You didn't clear up my confusion about [r] elsewhere, though. I'm 100 % sure most Dutch I've heard is full of [r] at least in other places, like the /r/ in ‹voor›. Is this wrong? By this I don't mean "will people understand me?", but "do the natives themselves do it, and how common is it, and why is it this is why I've heard the most if it isn't the most common (if that is the case)?".
Sorry for the late reply. I haven't been here for ages.
I'm afraid I can't answer accurately because I'm not a native speaker.
If you say [r] everywhere, that will do it. If you say [R], make it clear that it is not a [x] (so don't say g/ch like you say r).
In general, there are plenty of accents/dialects. Sometimes two Dutch speakers can't understand each other while speaking their mother tongue, so they switch to English (true story). When Dutch people show Flemish people speaking on TV, they subtitle them (the same goes for Dutch people speaking on Flemish TV). But the written language is pretty much the same.
What I can advise is try to listen to people from the area you like and stick to their pronunciation.
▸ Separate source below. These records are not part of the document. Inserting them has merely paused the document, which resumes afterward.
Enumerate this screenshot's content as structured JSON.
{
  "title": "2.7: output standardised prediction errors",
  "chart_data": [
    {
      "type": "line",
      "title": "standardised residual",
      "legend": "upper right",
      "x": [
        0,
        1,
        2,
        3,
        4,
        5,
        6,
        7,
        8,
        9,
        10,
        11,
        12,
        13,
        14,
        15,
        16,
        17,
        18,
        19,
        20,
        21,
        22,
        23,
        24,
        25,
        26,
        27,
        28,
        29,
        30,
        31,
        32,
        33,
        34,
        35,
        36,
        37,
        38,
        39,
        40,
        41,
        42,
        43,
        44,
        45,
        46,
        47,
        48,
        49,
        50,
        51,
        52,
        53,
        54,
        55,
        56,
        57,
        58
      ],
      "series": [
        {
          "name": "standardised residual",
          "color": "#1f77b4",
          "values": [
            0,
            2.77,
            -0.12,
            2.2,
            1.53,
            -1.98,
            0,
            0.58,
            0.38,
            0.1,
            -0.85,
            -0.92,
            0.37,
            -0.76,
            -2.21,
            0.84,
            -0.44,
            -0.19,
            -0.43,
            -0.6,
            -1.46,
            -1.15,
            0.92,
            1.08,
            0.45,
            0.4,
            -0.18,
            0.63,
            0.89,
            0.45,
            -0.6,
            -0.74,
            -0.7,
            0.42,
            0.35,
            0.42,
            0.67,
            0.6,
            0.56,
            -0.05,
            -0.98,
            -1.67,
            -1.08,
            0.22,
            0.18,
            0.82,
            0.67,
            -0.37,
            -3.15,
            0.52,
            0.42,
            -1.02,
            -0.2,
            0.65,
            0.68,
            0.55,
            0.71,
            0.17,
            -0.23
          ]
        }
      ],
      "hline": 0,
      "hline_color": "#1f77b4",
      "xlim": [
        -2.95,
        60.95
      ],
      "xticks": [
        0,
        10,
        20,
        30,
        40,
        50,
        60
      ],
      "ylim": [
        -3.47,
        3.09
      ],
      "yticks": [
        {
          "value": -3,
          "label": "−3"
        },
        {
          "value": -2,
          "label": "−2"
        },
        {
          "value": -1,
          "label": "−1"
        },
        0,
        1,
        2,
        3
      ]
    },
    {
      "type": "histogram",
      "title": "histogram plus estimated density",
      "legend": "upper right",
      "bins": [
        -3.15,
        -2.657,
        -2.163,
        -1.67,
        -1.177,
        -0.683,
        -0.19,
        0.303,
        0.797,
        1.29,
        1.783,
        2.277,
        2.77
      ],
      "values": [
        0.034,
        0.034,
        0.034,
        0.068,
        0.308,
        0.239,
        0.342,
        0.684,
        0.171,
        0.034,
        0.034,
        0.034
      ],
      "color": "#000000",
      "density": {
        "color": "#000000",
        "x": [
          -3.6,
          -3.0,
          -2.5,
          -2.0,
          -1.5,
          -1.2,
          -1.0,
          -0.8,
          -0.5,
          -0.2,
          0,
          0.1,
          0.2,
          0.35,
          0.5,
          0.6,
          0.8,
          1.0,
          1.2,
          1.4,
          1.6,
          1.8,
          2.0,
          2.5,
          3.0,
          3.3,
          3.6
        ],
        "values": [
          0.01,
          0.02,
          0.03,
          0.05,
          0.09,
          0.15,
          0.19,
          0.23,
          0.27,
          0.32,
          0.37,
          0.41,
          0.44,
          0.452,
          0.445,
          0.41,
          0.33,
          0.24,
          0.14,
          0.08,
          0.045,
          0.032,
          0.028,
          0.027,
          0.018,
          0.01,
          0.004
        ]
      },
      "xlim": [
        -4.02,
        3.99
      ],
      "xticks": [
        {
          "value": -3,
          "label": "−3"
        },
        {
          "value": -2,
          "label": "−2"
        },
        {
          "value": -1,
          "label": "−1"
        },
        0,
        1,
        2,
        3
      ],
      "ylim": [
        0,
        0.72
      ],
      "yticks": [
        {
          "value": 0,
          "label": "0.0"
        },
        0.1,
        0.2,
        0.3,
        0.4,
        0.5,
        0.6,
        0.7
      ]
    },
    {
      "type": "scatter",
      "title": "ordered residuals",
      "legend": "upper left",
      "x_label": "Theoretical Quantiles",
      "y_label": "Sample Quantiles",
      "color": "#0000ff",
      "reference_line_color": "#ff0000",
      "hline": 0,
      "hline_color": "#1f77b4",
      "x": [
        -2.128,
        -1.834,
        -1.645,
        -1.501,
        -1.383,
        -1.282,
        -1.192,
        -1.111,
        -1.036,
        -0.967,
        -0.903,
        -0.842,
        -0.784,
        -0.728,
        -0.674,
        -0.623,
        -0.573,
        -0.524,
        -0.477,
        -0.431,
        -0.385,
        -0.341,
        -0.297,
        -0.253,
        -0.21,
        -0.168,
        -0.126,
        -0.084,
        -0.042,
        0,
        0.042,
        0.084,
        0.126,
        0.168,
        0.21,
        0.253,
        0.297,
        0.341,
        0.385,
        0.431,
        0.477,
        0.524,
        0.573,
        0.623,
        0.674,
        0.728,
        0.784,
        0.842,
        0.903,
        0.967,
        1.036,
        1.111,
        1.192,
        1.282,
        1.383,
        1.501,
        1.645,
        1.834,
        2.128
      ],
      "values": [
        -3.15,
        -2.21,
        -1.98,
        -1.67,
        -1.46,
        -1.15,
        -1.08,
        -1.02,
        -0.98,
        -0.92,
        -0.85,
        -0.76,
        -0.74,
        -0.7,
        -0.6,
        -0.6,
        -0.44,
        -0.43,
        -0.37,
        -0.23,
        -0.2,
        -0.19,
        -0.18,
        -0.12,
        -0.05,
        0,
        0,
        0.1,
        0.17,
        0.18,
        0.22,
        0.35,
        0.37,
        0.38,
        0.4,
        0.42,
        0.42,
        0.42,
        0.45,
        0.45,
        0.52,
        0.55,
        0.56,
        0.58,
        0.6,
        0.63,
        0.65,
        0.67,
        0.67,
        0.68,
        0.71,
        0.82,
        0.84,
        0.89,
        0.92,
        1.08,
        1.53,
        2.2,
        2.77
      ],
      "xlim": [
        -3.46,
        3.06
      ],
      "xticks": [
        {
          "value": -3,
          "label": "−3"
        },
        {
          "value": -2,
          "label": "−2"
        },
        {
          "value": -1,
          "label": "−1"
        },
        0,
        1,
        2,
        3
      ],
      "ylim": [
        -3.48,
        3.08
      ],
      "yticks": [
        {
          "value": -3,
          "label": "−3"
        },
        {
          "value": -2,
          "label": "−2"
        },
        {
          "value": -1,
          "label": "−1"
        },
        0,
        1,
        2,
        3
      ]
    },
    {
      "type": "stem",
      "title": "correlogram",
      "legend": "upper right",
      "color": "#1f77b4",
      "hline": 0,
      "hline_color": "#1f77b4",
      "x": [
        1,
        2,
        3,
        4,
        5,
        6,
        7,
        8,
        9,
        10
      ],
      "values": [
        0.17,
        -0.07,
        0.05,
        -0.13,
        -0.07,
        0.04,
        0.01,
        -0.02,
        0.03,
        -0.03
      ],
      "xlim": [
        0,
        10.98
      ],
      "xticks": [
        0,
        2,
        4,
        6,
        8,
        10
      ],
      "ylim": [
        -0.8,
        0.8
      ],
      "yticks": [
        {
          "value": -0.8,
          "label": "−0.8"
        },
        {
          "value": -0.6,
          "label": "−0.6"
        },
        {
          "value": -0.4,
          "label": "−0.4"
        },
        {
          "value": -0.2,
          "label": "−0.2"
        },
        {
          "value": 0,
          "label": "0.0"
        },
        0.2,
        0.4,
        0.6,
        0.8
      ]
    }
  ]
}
Avoid mixing all pronunciations...
Or, you can just listen to the national broadcasting and try to imitate their pronunciation.
It's been a century that Flemish and Dutch are building separate Ausbau, accentuating their differences. Flemish are creating a common language based on the rules of the most central dialect (brabants) and a Flemish pronunciation. So for example they say things like "nen" instead of "een" in the masculine, because it works more like German. (...But that has nothing to do with this thread.)